Recently, a peaceful but impassioned protest suggested that the unrest unleashed in the wake of Freddie Gray’s funeral is taking on the shape of a movement. Protesters carrying signs that read "Mr. Governor Education Not Incarceration" and, "Education Over Bondage and Incarceration" temporarily brought traffic to a halt in the Pigtown neighborhood of Baltimore.

The crowd delivered a pointed message that put incarceration squarely in the middle of the conversation over how to rebuild in the wake of the riots. Led by the Rev. Jamal Harrison Bryant, a group of about 40 people blocked exits on Interstate 395, calling for Gov. Larry Hogan to halt a new juvenile facility and put the money into the school system.

New city, same problems

I moved to Brooklyn shortly after the story about crime catapulting O’Malley into office. I spent the next 15 years covering criminal justice in New York City. A lot of times that meant running out to cover breaking stories.

One incident soon after I moved here drove home the fact that things in Brooklyn weren’t any different than they were in Baltimore.

As part of a retaliation for some prior confrontation, two gunmen hunted down and killed two young men in the Ingersoll Houses, a cluster of garden apartments located in one of the poorest pockets in the city. One of the victims, Shaun Grant, lay crumpled on the sidewalk in the series of criss-crossing walkways in the projects. I remember a cop at the scene nodding at Grant’s lifeless body and turning to me with a grin.

“Looks like that one didn’t make the track team,” he said. “And now he never will,” he continued.
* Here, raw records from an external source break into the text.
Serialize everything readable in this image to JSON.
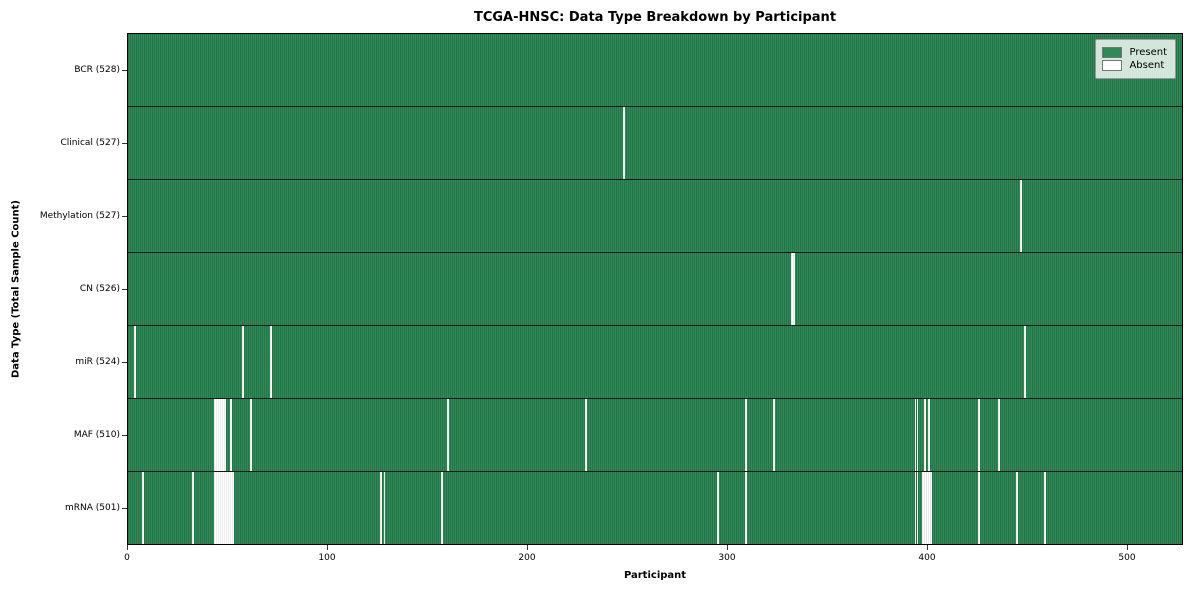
{
  "title": "TCGA-HNSC: Data Type Breakdown by Participant",
  "xlabel": "Participant",
  "ylabel": "Data Type (Total Sample Count)",
  "legend": {
    "present_label": "Present",
    "absent_label": "Absent"
  },
  "colors": {
    "present": "#2e8b57",
    "present_edge": "#1f5f3c",
    "absent": "#ffffff",
    "row_divider": "#151515"
  },
  "x_ticks": [
    0,
    100,
    200,
    300,
    400,
    500
  ],
  "chart_data": {
    "type": "heatmap",
    "subtype": "presence-absence matrix",
    "xlabel": "Participant",
    "ylabel": "Data Type (Total Sample Count)",
    "x_range": [
      0,
      528
    ],
    "n_participants": 528,
    "legend_entries": [
      "Present",
      "Absent"
    ],
    "legend_position": "upper right",
    "rows": [
      {
        "label": "BCR (528)",
        "name": "BCR",
        "total": 528,
        "absent": []
      },
      {
        "label": "Clinical (527)",
        "name": "Clinical",
        "total": 527,
        "absent": [
          248
        ]
      },
      {
        "label": "Methylation (527)",
        "name": "Methylation",
        "total": 527,
        "absent": [
          447
        ]
      },
      {
        "label": "CN (526)",
        "name": "CN",
        "total": 526,
        "absent": [
          332,
          333
        ]
      },
      {
        "label": "miR (524)",
        "name": "miR",
        "total": 524,
        "absent": [
          3,
          57,
          71,
          449
        ]
      },
      {
        "label": "MAF (510)",
        "name": "MAF",
        "total": 510,
        "absent": [
          43,
          44,
          45,
          46,
          47,
          48,
          51,
          61,
          160,
          229,
          309,
          323,
          394,
          395,
          399,
          401,
          426,
          436
        ]
      },
      {
        "label": "mRNA (501)",
        "name": "mRNA",
        "total": 501,
        "absent": [
          7,
          32,
          43,
          44,
          45,
          46,
          47,
          48,
          49,
          50,
          51,
          52,
          126,
          128,
          157,
          295,
          309,
          394,
          395,
          398,
          399,
          400,
          401,
          402,
          426,
          445,
          459
        ]
      }
    ]
  }
}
In the last year, I think about how the ubiquity of phones has brought what I saw on a nightly basis as a crime reporter to the rest of the world. I have been surprised at how intense the response has been. The spate of killings of young black men at the hands of police in the last year in Ferguson, Mo.; New York; Cleveland, and Baltimore have spawned what many consider a civil rights movement for the 21st century.
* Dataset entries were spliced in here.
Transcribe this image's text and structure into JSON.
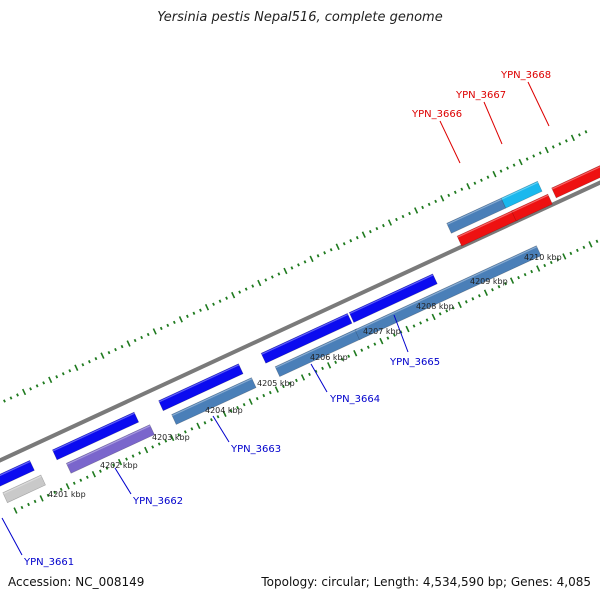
{
  "title": "Yersinia pestis Nepal516, complete genome",
  "accession": "Accession: NC_008149",
  "summary": "Topology: circular; Length: 4,534,590 bp; Genes: 4,085",
  "colors": {
    "backbone": "#7a7a7a",
    "tick": "#1f7a1f",
    "plus_strand": "#0b0bf0",
    "minus_strand": "#4a7fb8",
    "lavender": "#7a66cc",
    "red": "#ee1111",
    "cyan": "#1ab8ee",
    "gray": "#c9c9c9",
    "label_blue": "#0000cc",
    "label_red": "#dd0000"
  },
  "scale_labels": [
    "4201 kbp",
    "4202 kbp",
    "4203 kbp",
    "4204 kbp",
    "4205 kbp",
    "4206 kbp",
    "4207 kbp",
    "4208 kbp",
    "4209 kbp",
    "4210 kbp"
  ],
  "gene_labels": [
    {
      "text": "YPN_3661",
      "color": "blue"
    },
    {
      "text": "YPN_3662",
      "color": "blue"
    },
    {
      "text": "YPN_3663",
      "color": "blue"
    },
    {
      "text": "YPN_3664",
      "color": "blue"
    },
    {
      "text": "YPN_3665",
      "color": "blue"
    },
    {
      "text": "YPN_3666",
      "color": "red"
    },
    {
      "text": "YPN_3667",
      "color": "red"
    },
    {
      "text": "YPN_3668",
      "color": "red"
    }
  ]
}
Beneath the banner of “Black Lives Matter,” people, many of them young, and many of them parents with young children, have taken to social media and in some cases the streets to demand an end to unconstitutional and often violent policing that disproportionately targets young black men.
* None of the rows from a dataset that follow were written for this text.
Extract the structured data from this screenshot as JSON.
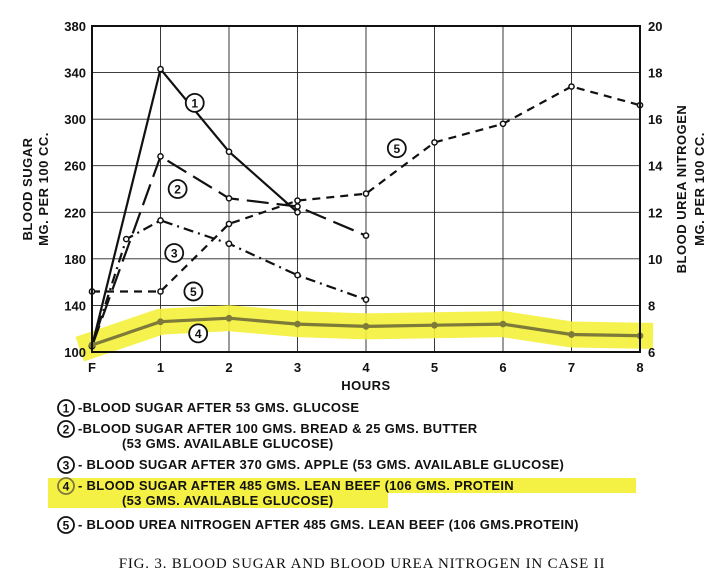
{
  "chart_data": {
    "type": "line",
    "x_categories": [
      "F",
      "1",
      "2",
      "3",
      "4",
      "5",
      "6",
      "7",
      "8"
    ],
    "x_values": [
      0,
      1,
      2,
      3,
      4,
      5,
      6,
      7,
      8
    ],
    "xlabel": "HOURS",
    "ylabel_left": [
      "BLOOD SUGAR",
      "MG. PER 100 CC."
    ],
    "ylabel_right": [
      "BLOOD UREA NITROGEN",
      "MG. PER 100 CC."
    ],
    "ylim_left": [
      100,
      380
    ],
    "yticks_left": [
      100,
      140,
      180,
      220,
      260,
      300,
      340,
      380
    ],
    "ylim_right": [
      6,
      20
    ],
    "yticks_right": [
      6,
      8,
      10,
      12,
      14,
      16,
      18,
      20
    ],
    "xlim": [
      0,
      8
    ],
    "grid": true,
    "series": [
      {
        "label": "1",
        "axis": "left",
        "style": "solid",
        "highlight": false,
        "x": [
          0,
          1,
          2,
          3
        ],
        "y": [
          105,
          343,
          272,
          220
        ]
      },
      {
        "label": "2",
        "axis": "left",
        "style": "longdash",
        "highlight": false,
        "x": [
          0,
          1,
          2,
          3,
          4
        ],
        "y": [
          105,
          268,
          232,
          225,
          200
        ]
      },
      {
        "label": "3",
        "axis": "left",
        "style": "dashdot",
        "highlight": false,
        "x": [
          0,
          0.5,
          1,
          2,
          3,
          4
        ],
        "y": [
          105,
          197,
          213,
          193,
          166,
          145
        ]
      },
      {
        "label": "4",
        "axis": "left",
        "style": "solid",
        "highlight": true,
        "x": [
          0,
          1,
          2,
          3,
          4,
          5,
          6,
          7,
          8
        ],
        "y": [
          106,
          126,
          129,
          124,
          122,
          123,
          124,
          115,
          114
        ]
      },
      {
        "label": "5",
        "axis": "right",
        "style": "shortdash",
        "highlight": false,
        "x": [
          0,
          1,
          2,
          3,
          4,
          5,
          6,
          7,
          8
        ],
        "y": [
          8.6,
          8.6,
          11.5,
          12.5,
          12.8,
          15,
          15.8,
          17.4,
          16.6
        ]
      }
    ],
    "series_callouts": [
      {
        "num": "1",
        "x": 1.5,
        "y": 314
      },
      {
        "num": "2",
        "x": 1.25,
        "y": 240
      },
      {
        "num": "3",
        "x": 1.2,
        "y": 185
      },
      {
        "num": "4",
        "x": 1.55,
        "y": 116
      },
      {
        "num": "5",
        "x": 1.48,
        "y": 152
      },
      {
        "num": "5",
        "x": 4.45,
        "y": 275
      }
    ],
    "legend": [
      {
        "num": "1",
        "lines": [
          "-BLOOD SUGAR AFTER 53 GMS. GLUCOSE"
        ],
        "highlight": false
      },
      {
        "num": "2",
        "lines": [
          "-BLOOD SUGAR AFTER 100 GMS. BREAD & 25 GMS. BUTTER",
          "(53 GMS. AVAILABLE GLUCOSE)"
        ],
        "highlight": false
      },
      {
        "num": "3",
        "lines": [
          "- BLOOD SUGAR AFTER 370 GMS. APPLE (53 GMS. AVAILABLE GLUCOSE)"
        ],
        "highlight": false
      },
      {
        "num": "4",
        "lines": [
          "- BLOOD SUGAR AFTER 485 GMS. LEAN BEEF (106 GMS. PROTEIN",
          "(53 GMS. AVAILABLE GLUCOSE)"
        ],
        "highlight": true
      },
      {
        "num": "5",
        "lines": [
          "- BLOOD UREA NITROGEN AFTER 485 GMS. LEAN BEEF (106 GMS.PROTEIN)"
        ],
        "highlight": false
      }
    ],
    "caption": "FIG. 3. BLOOD SUGAR AND BLOOD UREA NITROGEN IN CASE II",
    "colors": {
      "line": "#111111",
      "highlight": "#f4ef3a",
      "series4": "#7d7a3a"
    }
  }
}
But after reporting on the frontlines of this civil rights disaster for more than a decade I have my reservations. I wonder if the real lesson here is that black lives will continue to not matter as long as the same policies and tactics continue to go by new names; and so long as voters continue to elect politicians who do nothing to change the culture that sends the message to the police that when it comes to poor, black neighborhoods anything goes.

Back to normal

On the last day of the Baltimore curfew, police put the media behind tape on Pennsylvania Avenue, where most of the confrontations between officers and protesters had taken place. The acrid smell of smoldering fires still hung in the air, but with the news of indictments of the police officers for Freddy Gray’s death, tensions had eased. One protester, wearing a T-shirt that read “Fuck the Police,” remained, a provocateur taunting the officers and refusing to agree to the final night of the curfew.

Officers responded by pepper spraying the young man in the face and slamming him to the ground. One officer in a hooded sweatshirt and a pair of blue jeans held his feet in the air. A uniformed officer hooked his right arm through the cuffed wrists and grabbed the man’s pants by the elastic with his left hand. Stolarik snapped a picture just as the officer’s face lit up with a broad smile, like a hunter posing with an impressive kill. The officer’s face is filled with an almost guileless joy.

Another officer doused the protester’s face with a bottle of water as he sat, hands cuffed behind his back. He writhed in agony, wailing an almost inhuman sound, while other officers stood over him.

This all transpired in front of dozens of journalists from around the world. It was almost as if the police were saying things were going back to normal.